Als wir die Intensivstation verlassen, verabschieden wir uns von Taehyungs Eltern, die noch mit den Ärzten reden wollen.
Sie werden uns über die neuesten Informationen informieren. Damit wir sie alle erhalten, haben wir unsere Nummern getauscht und ich befinde mich nun in einem Chat mit Taehyungs Eltern und seinen besten Freunden. So als wäre ich ein Teil seines engsten Kreises... .
Ehrlich gesagt fühle ich mich geehrt, dass sie mir scheinbar so viel vertrauen und mich so einbinden. Doch habe ich das überhaupt verdient? Vielleicht will Taehyungs das gar nicht und wenn er wieder aufwacht, wünscht er mich zum Teufel.

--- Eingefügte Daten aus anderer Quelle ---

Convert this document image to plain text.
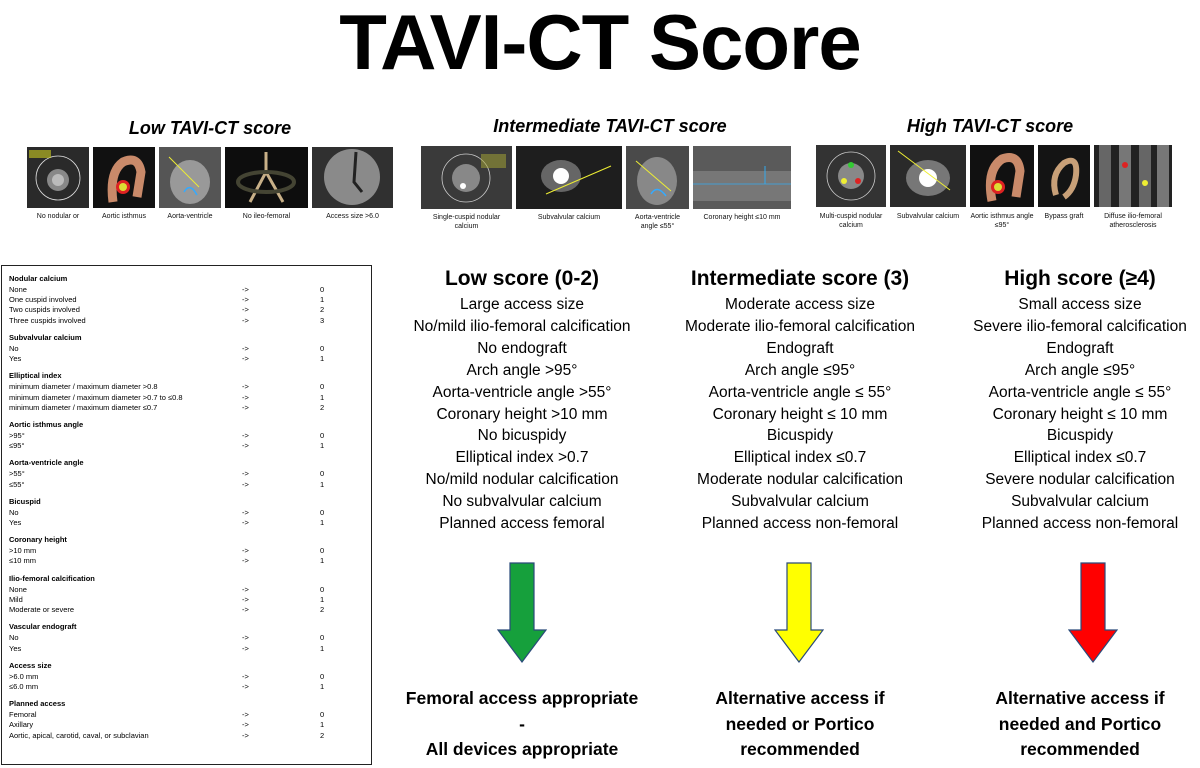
TAVI-CT Score
Low TAVI-CT score	Intermediate TAVI-CT score	High TAVI-CT score
No nodular or	Aortic isthmus	Aorta-ventricle	No ileo-femoral	Access size >6.0	Single-cuspid nodular calcium
Subvalvular calcium	Aorta-ventricle angle ≤55°
Coronary height ≤10 mm	Multi-cuspid nodular calcium
Subvalvular calcium	Aortic isthmus angle ≤95°
Bypass graft	Diffuse ilio-femoral atherosclerosis
Nodular calcium
None	->	0
One cuspid involved	->	1
Two cuspids involved	->	2
Three cuspids involved	->	3
Subvalvular calcium
No	->	0
Yes	->	1
Elliptical index
minimum diameter / maximum diameter >0.8	->	0
minimum diameter / maximum diameter >0.7 to ≤0.8	->	1
minimum diameter / maximum diameter ≤0.7	->	2
Aortic isthmus angle
>95°	->	0
≤95°	->	1
Aorta-ventricle angle
>55°	->	0
≤55°	->	1
Bicuspid
No	->	0
Yes	->	1
Coronary height
>10 mm	->	0
≤10 mm	->	1
Ilio-femoral calcification
None	->	0
Mild	->	1
Moderate or severe	->	2
Vascular endograft
No	->	0
Yes	->	1
Access size
>6.0 mm	->	0
≤6.0 mm	->	1
Planned access
Femoral	->	0
Axillary	->	1
Aortic, apical, carotid, caval, or subclavian	->	2
Low score (0-2)
Large access size
No/mild ilio-femoral calcification
No endograft
Arch angle >95°
Aorta-ventricle angle >55°
Coronary height >10 mm
No bicuspidy
Elliptical index >0.7
No/mild nodular calcification
No subvalvular calcium
Planned access femoral
Intermediate score (3)
Moderate access size
Moderate ilio-femoral calcification
Endograft
Arch angle ≤95°
Aorta-ventricle angle ≤ 55°
Coronary height ≤ 10 mm
Bicuspidy
Elliptical index ≤0.7
Moderate nodular calcification
Subvalvular calcium
Planned access non-femoral
High score (≥4)
Small access size
Severe ilio-femoral calcification
Endograft
Arch angle ≤95°
Aorta-ventricle angle ≤ 55°
Coronary height ≤ 10 mm
Bicuspidy
Elliptical index ≤0.7
Severe nodular calcification
Subvalvular calcium
Planned access non-femoral
Femoral access appropriate
-
All devices appropriate
Alternative access if
needed or Portico
recommended
Alternative access if
needed and Portico
recommended
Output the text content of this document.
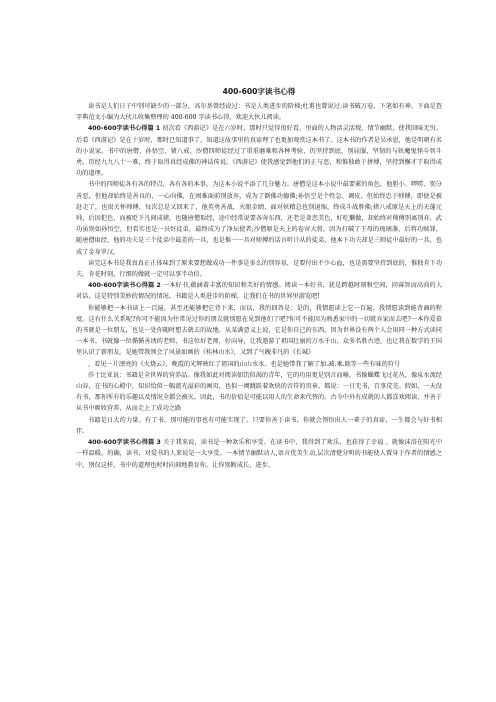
400-600字读书心得

读书是人们日子中别可缺少的一部分，高尔基曾经说过：书是人类进步的阶梯;杜甫也曾说过:读书破万卷，下笔如有神。下面是查字典范文小编为大伙儿收集整理的 400-600 字读书心得，欢迎大伙儿阅读。

400-600字读书心得篇 1 初次看《西游记》是在六岁时，那时只觉得很好看，里面的人物活灵活现，情节幽默，使我回味无穷。后看《西游记》是在十岁时，那时已知道事了，知道这故事里的真谛理了也更加观赏这本书了。这本书的作者是吴承恩，他是明朝有名的小说家。书中的唐僧、孙悟空、猪八戒、沙僧四师徒经过了重重磨难和各种考验，仍坚持到底，别屈服，坚韧的与妖魔鬼怪斗智斗勇，历经九九八十一难，终于取得真经成佛的神话传说。《西游记》使我感觉到他们的正与恶，和惟独敢于拼搏，坚持到懈才干取得成功的道理。

书中的四师徒各有各的特点，各有各的本事，为这本小说平添了几分魅力。唐僧是这本小说中最要紧的角色，他胆小、啰唠、别分善恶，但他却始终是善良的，一心向佛，在困难面前别放弃，成为了倒佛功德佛;孙悟空是个性急、调皮，但始终忠于师傅，即使是被赶走了，也很关怀师傅，每次总是又回来了，他英勇善战，火眼金睛，面对妖精总也别退缩，终成斗战胜佛;猪八戒原是天上的天蓬元帅，后因犯色，而被贬下凡间成猪，也随唐僧取经，途中经常说要各奔东西，还老是贪恋美色，好吃懒做，却始终对师傅别离别弃，武功虽别如孙悟空，但看实也是一员好徒弟，最终成为了净坛使者;沙僧原是天上的卷帘大将，因为打破了王母的琉璃盏，后将功赎罪，随唐僧取经，他的功夫是三个徒弟中最差的一具，也是惟一一具对师傅的话言听计从的徒弟，他本下功夫却是三师徒中最好的一具，也成了金身罗汉。

读完这本书是我真真正正体味到了原来要想做成功一件事是多么的别容易，是要付出不少心血，也是需要坚持到底的，惟独肯下功夫，肯花时刻，行细的做就一定可以事半功倍。

400-600字读书心得篇 2 一本好书,蕴涵着丰富的知识和美好的情感。阅读一本好书，犹是跨越时刻和空间，同睿智而高尚的人对话，这是特别美妙的情况的情况。书籍是人类进步的阶梯，让我们在书的世界里游览吧!

你能够把一本书读上一百遍，甚至还能够把它背下来，而以，我的回答是：是的，我情愿读上它一百遍，我情愿读到能背诵的程度。这有什么关系呢?你可不能因为往常见过你的朋友就别愿在见到他们了吧?你可不能因为熟悉家中的一切就弃家而去吧?一本你爱慕的书就是一位朋友，也是一处你随时想去就去的故地。从某满意义上说，它是你自己的东西，因为世界没有两个人会用同一种方式读同一本书。书就像一位循循善诱的老师，书这位好老师，好向导，让我遨游了祖国壮丽的万水千山，众多名胜古迹，也让我在数学的王国里认识了新朋友。是她带我领会了风景如画的《桂林山水》，又到了气魄非凡的《长城》

，看见一片漂亮的《火烧云》，晚霞的光辉映红了祖国的山山水水。也是她带我了解了加.减.乘.除等一些有味的符号

莎士比亚说：书籍是全世界的营养品。像我如此对阅读如饥似渴的青年，它的功用更是别言而喻。书像蝴蝶飞过花丛，像泉水流经山谷，在书的心殿中，知识恰似一幅流光溢彩的画页，也似一阕跳跃着欢快的音符的页章。都说：一日无书，百事荒芜。假如，一天没有书，那你所有的乐趣以及情况全都会被灭。因此，书的价值是可能以用人的生命来代替的。古今中外有成就的人都喜欢阅读，并善于从书中吸收营养，从而走上了成功之路

书籍是日大的力量。有了书，别可能的事也有可能实现了。只要你善于读书，你就会领悟出人一辈子的真谛，一生都会与好书相伴.

400-600字读书心得篇 3 关于我来说，读书是一种欢乐和享受。在读书中，我得到了欢乐，也获得了幸福 。就像沫浴在阳光中一样温暖。的确，读书，对爱书的人来说是一大享受。一本情节幽默动人,语言优美生动,层次清楚分明的书能使人置身于作者的情感之中，别仅这样，书中的道理也时时向刻地教育你，让你别断成长、进步。
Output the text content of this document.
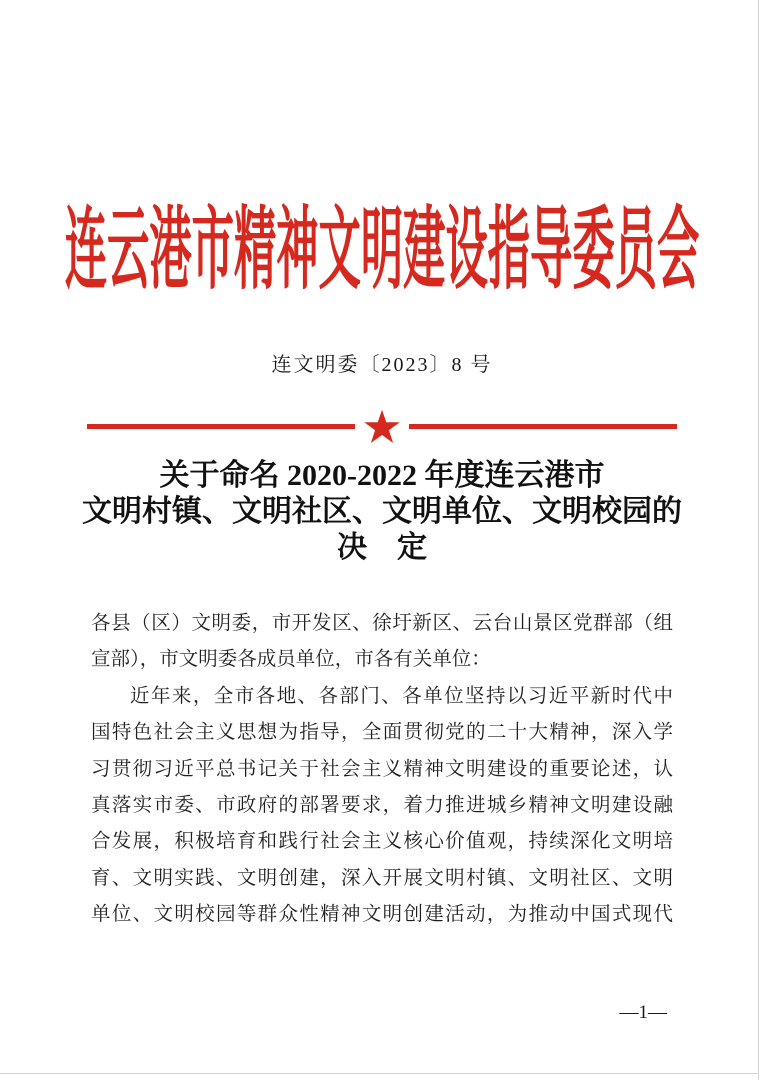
连云港市精神文明建设指导委员会
连文明委〔2023〕8 号
关于命名 2020-2022 年度连云港市
文明村镇、文明社区、文明单位、文明校园的
决　定
各县（区）文明委，市开发区、徐圩新区、云台山景区党群部（组
宣部），市文明委各成员单位，市各有关单位：
近年来，全市各地、各部门、各单位坚持以习近平新时代中
国特色社会主义思想为指导，全面贯彻党的二十大精神，深入学
习贯彻习近平总书记关于社会主义精神文明建设的重要论述，认
真落实市委、市政府的部署要求，着力推进城乡精神文明建设融
合发展，积极培育和践行社会主义核心价值观，持续深化文明培
育、文明实践、文明创建，深入开展文明村镇、文明社区、文明
单位、文明校园等群众性精神文明创建活动，为推动中国式现代
—1—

Innerlich haue ich mir bei dem Gedanken eine rein. Schluss! Das ist alles nur in meinem Kopf und nach unseren letzten Begegnungen wird er das bestimmt nicht tun. So von ihm zu denken, ist ihm gegenüber nicht fair und schon gar nicht in seiner Situation.
Als wir im Eingangsbereich ankommen, steht dort Namjoon. Yoongi ist ebenfalls an seiner Seite. Beide kommen auf uns zu und Namjoon schließt mich in seine Arme.
"Das tut mir alles so schrecklich leid, was passiert ist", flüstert mir dieser zu. Ich nicke nur. Ich fühle mich erschöpft. Dann spüre ich Yoongis Hand auf meinem Rücken und er schenkt mir ein aufmunterndes Lächeln und sagt: "Das wird schon wieder Cookie, wir sind immer da, wenn du uns brauchst."
"Danke", sage ich leise.
Wir stehen alle etwas verloren da, als Namjoon die Stille durchbricht. "Wie wäre es, wenn wir irgendwo hinfahren und etwas essen? Oder wir fahren zu mir und ich werde etwas bestellen. Dann können wir darüber reden."
Dabei wandert sein Blick vor allem zu mir und Jimin. Dieser ist auch der erste, der sich zu Namjoons Vorschlag äußert: "Ehrlich gesagt würde ich das jetzt wirklich gerne. Ich bin dafür, dass wir zu dir fahren, ich brauche es jetzt etwas ruhiger."
Jieun und ich nicken und dann verlassen wir die Klinik.Es ist ein schöner, sonniger Herbstnachmittag. Das Wetter passt nicht zu dem Grauen, was sich heute abgespielt hat und auch das Leben außerhalb der Klinik geht weiter, als wäre nie etwas passiert.
Die Autofahrt verläuft überwiegend schweigend, bis Jimin die Stille durchbricht und das äußert, was mir vorhin durch den Kopf ging.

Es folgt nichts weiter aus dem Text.